I testimoni della verità dell’informazione sono sempre più a rischio. Solo la categoria della sanità si avvicina alle pericolosità che incontrano gli operatori dei media. I rapporti sfornati dalle agenzie specializzate per il 2024 evidenziano una situazione drammatica. Per Report senza frontiere risultano in carcere 528 giornalisti e altri 25 operatori delle comunicazioni. Il quadro è preoccupante. In Iran, dove si trova nel carcere di Evin Cecilia Sala, la giornalista di Chora Media (diretta da Mario Calabresi) e del Foglio, 20 cronisti uomini e 5 donne sono ancora in regime di detenzione mentre altri 9 hanno riacquistato la libertà nel corso dell’anno. Dai dati di Rsf la libertà di stampa e di comunicazione subisce ampie restrizioni in tutto il mondo. Corrono il rischio di essere processati per la loro attività 38 reporter in Siria, 26 in Arabia Saudita, 9 in Iraq, 23 in Egitto, 14 in Eritrea, 12 in Turchia, 5 nello Yemen.
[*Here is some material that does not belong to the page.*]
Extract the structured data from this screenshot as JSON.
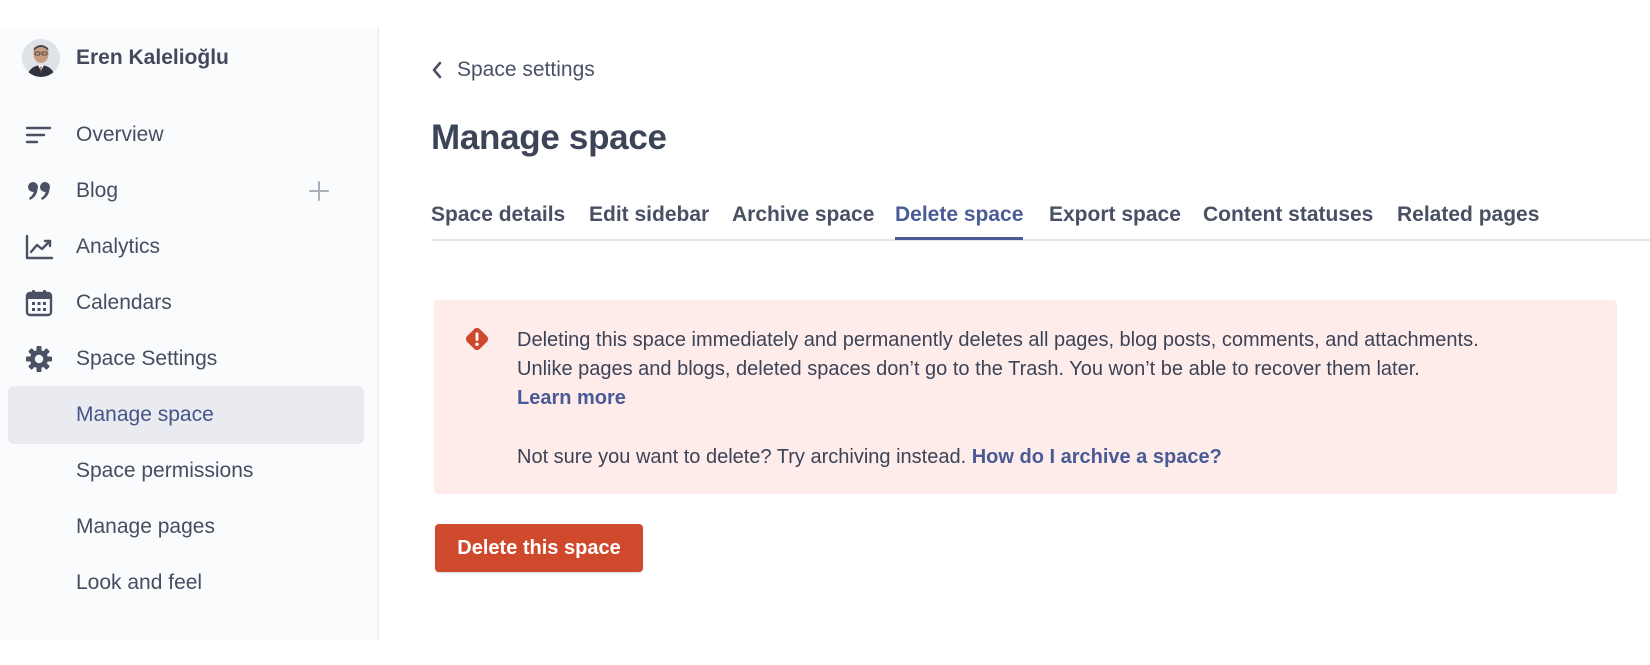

Una escalation contro i giornalisti stranieri non graditi al regime di Xi Jinping si registra in Cina dove risultato 115 casi di blocco dell’attività informativa attraverso il fermo di polizia e il ricorso agli arresti preventivi. Significative le vicende dei giornalisti in Myanmar dove il regime ha deciso una stretta normativa che impedisce a 70 cronisti di comunicare con l’esterno delle carceri dove sono rinchiusi. Altrettanto avviene in Bielorussia e a Mosca dove rispettivamente 52 e 47 reporter sono finiti in carcere senza accuse specifiche. A due cifre (sopra le 20 unità) è la situazione dei reporter finiti in carcere nelle repubbliche dell’Asia, con particolare in Afghanistan, Azerbaigian, Kirghizistan. Drammatiche le condizioni dei cronisti in Vietnam (39 arrestati) e Israele (46 imprigionati).
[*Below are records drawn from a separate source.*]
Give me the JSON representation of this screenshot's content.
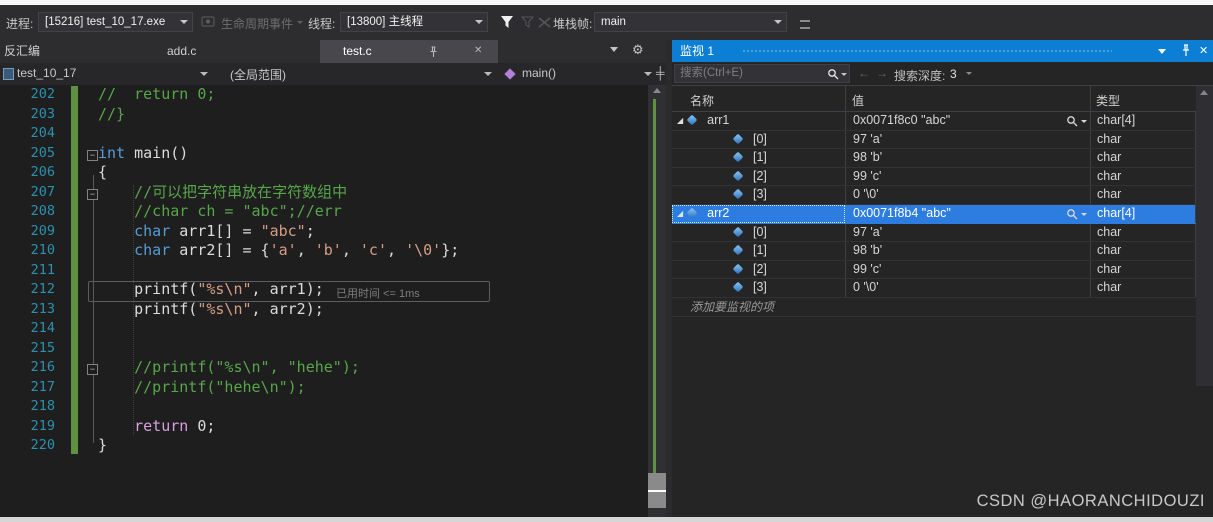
{
  "colors": {
    "editor_bg": "#1e1e1e",
    "panel_bg": "#252526",
    "toolbar_bg": "#2d2d30",
    "focus_title_blue": "#0c7fd4",
    "selection_blue": "#2d7de1",
    "line_number": "#2b91af",
    "keyword": "#569cd6",
    "control_keyword": "#d8a0df",
    "string": "#d69d85",
    "comment": "#57a64a",
    "plain_code": "#dcdcdc",
    "change_bar_green": "#5e9141"
  },
  "toolbar": {
    "process_label": "进程:",
    "process_value": "[15216] test_10_17.exe",
    "lifecycle_label": "生命周期事件",
    "thread_label": "线程:",
    "thread_value": "[13800] 主线程",
    "stackframe_label": "堆栈帧:",
    "stackframe_value": "main"
  },
  "tabs": {
    "items": [
      {
        "label": "反汇编",
        "active": false
      },
      {
        "label": "add.c",
        "active": false
      },
      {
        "label": "test.c",
        "active": true,
        "pinned": true,
        "closable": true
      }
    ]
  },
  "navbar": {
    "project": "test_10_17",
    "scope": "(全局范围)",
    "method": "main()"
  },
  "editor": {
    "current_line": 212,
    "perf_tip": "已用时间 <= 1ms",
    "fold_lines": [
      205,
      207,
      216
    ],
    "lines": [
      {
        "num": 202,
        "segs": [
          [
            "c",
            "//  return 0;"
          ]
        ]
      },
      {
        "num": 203,
        "segs": [
          [
            "c",
            "//}"
          ]
        ]
      },
      {
        "num": 204,
        "segs": []
      },
      {
        "num": 205,
        "segs": [
          [
            "k",
            "int"
          ],
          [
            "p",
            " main()"
          ]
        ]
      },
      {
        "num": 206,
        "segs": [
          [
            "p",
            "{"
          ]
        ]
      },
      {
        "num": 207,
        "segs": [
          [
            "c",
            "    //可以把字符串放在字符数组中"
          ]
        ]
      },
      {
        "num": 208,
        "segs": [
          [
            "c",
            "    //char ch = \"abc\";//err"
          ]
        ]
      },
      {
        "num": 209,
        "segs": [
          [
            "k",
            "    char"
          ],
          [
            "p",
            " arr1[] = "
          ],
          [
            "s",
            "\"abc\""
          ],
          [
            "p",
            ";"
          ]
        ]
      },
      {
        "num": 210,
        "segs": [
          [
            "k",
            "    char"
          ],
          [
            "p",
            " arr2[] = {"
          ],
          [
            "s",
            "'a'"
          ],
          [
            "p",
            ", "
          ],
          [
            "s",
            "'b'"
          ],
          [
            "p",
            ", "
          ],
          [
            "s",
            "'c'"
          ],
          [
            "p",
            ", "
          ],
          [
            "s",
            "'\\0'"
          ],
          [
            "p",
            "};"
          ]
        ]
      },
      {
        "num": 211,
        "segs": []
      },
      {
        "num": 212,
        "segs": [
          [
            "p",
            "    printf("
          ],
          [
            "s",
            "\"%s\\n\""
          ],
          [
            "p",
            ", arr1);"
          ]
        ]
      },
      {
        "num": 213,
        "segs": [
          [
            "p",
            "    printf("
          ],
          [
            "s",
            "\"%s\\n\""
          ],
          [
            "p",
            ", arr2);"
          ]
        ]
      },
      {
        "num": 214,
        "segs": []
      },
      {
        "num": 215,
        "segs": []
      },
      {
        "num": 216,
        "segs": [
          [
            "c",
            "    //printf(\"%s\\n\", \"hehe\");"
          ]
        ]
      },
      {
        "num": 217,
        "segs": [
          [
            "c",
            "    //printf(\"hehe\\n\");"
          ]
        ]
      },
      {
        "num": 218,
        "segs": []
      },
      {
        "num": 219,
        "segs": [
          [
            "ck",
            "    return"
          ],
          [
            "p",
            " 0;"
          ]
        ]
      },
      {
        "num": 220,
        "segs": [
          [
            "p",
            "}"
          ]
        ]
      }
    ]
  },
  "watch": {
    "title": "监视 1",
    "search_placeholder": "搜索(Ctrl+E)",
    "depth_label": "搜索深度:",
    "depth_value": "3",
    "columns": [
      "名称",
      "值",
      "类型"
    ],
    "rows": [
      {
        "name": "arr1",
        "value": "0x0071f8c0 \"abc\"",
        "type": "char[4]",
        "level": 0,
        "expanded": true,
        "magnifier": true,
        "selected": false
      },
      {
        "name": "[0]",
        "value": "97 'a'",
        "type": "char",
        "level": 1
      },
      {
        "name": "[1]",
        "value": "98 'b'",
        "type": "char",
        "level": 1
      },
      {
        "name": "[2]",
        "value": "99 'c'",
        "type": "char",
        "level": 1
      },
      {
        "name": "[3]",
        "value": "0 '\\0'",
        "type": "char",
        "level": 1
      },
      {
        "name": "arr2",
        "value": "0x0071f8b4 \"abc\"",
        "type": "char[4]",
        "level": 0,
        "expanded": true,
        "magnifier": true,
        "selected": true
      },
      {
        "name": "[0]",
        "value": "97 'a'",
        "type": "char",
        "level": 1
      },
      {
        "name": "[1]",
        "value": "98 'b'",
        "type": "char",
        "level": 1
      },
      {
        "name": "[2]",
        "value": "99 'c'",
        "type": "char",
        "level": 1
      },
      {
        "name": "[3]",
        "value": "0 '\\0'",
        "type": "char",
        "level": 1
      }
    ],
    "add_row_label": "添加要监视的项"
  },
  "watermark": "CSDN @HAORANCHIDOUZI"
}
Non era mai, però, accaduto, neppure nei due conflitti mondiali, un così alto numero di giornalisti morti, feriti o imprigionati come nei 14 mesi del conflitto israelo-palestinese. L’epicentro è naturalmente la Striscia di Gaza. Da quando è iniziata la guerra secondo il direttore del Programma Gpj con sede a New York Carlos Martinez, “i giornalisti hanno pagato un prezzo molto alto per trasmettere o raccontare quanto stava accadendo a Gaza, inoltrandosi in territori proibiti dalle autorità militari, senza protezione, equipaggiamento adeguato, cibi e acqua, con l’unico obiettivo di svolgere il loro lavoro cruciale per dire al mondo la verità”. Dal 7 ottobre 2023, giorno della strage operata da Hamas nei kibbuz del sud di Israele, è ancora vietato l’ingresso alla stampa internazionale, costretta ad affidarsi a qualche free lance, blogger, fixer, semplici cittadini in grado di utilizzare gli smartphone. Si deve a loro se l’opinione pubblica ha potuto vedere l’inferno delle distruzioni, delle bombe sganciate dai jet israeliani, dai colpi sparati dai Maerkava con la stella di David o i missili sparati dai palestinesi ricevuti dagli alleati islamici siriani, iracheni, degli emirati e i droni lanciati dalla Jihad islamica.
Il bilancio secondo il Comitato per la difesa dei giornalisti è di almeno 141 cronisti morti nella Striscia di Gaza ma le indagini proseguono su altri 130 casi. Una catastrofe nella catastrofe dei civili che secondo il Ministero della Salute di Gaza viene indicata in 45.400 morti, di cui 15mila circa bambini. E dopo Israele anche l’Autorità palestinese, presieduta da Abu Mazen, ha vietato le operazioni giornalistiche della tivù Al Jazeera nelle aree sotto il suo controllo in prevalenza nella Cisgiordania, accusando l’emittente di “incitamento alla sedizione e interferenza negli affari palestinesi”. Ma si tratta di un dissidio interno tra “amici” di Hamas e Al Fatah.
(*) Nella foto è ritratta l’inviata della Rai Stefania Battistini.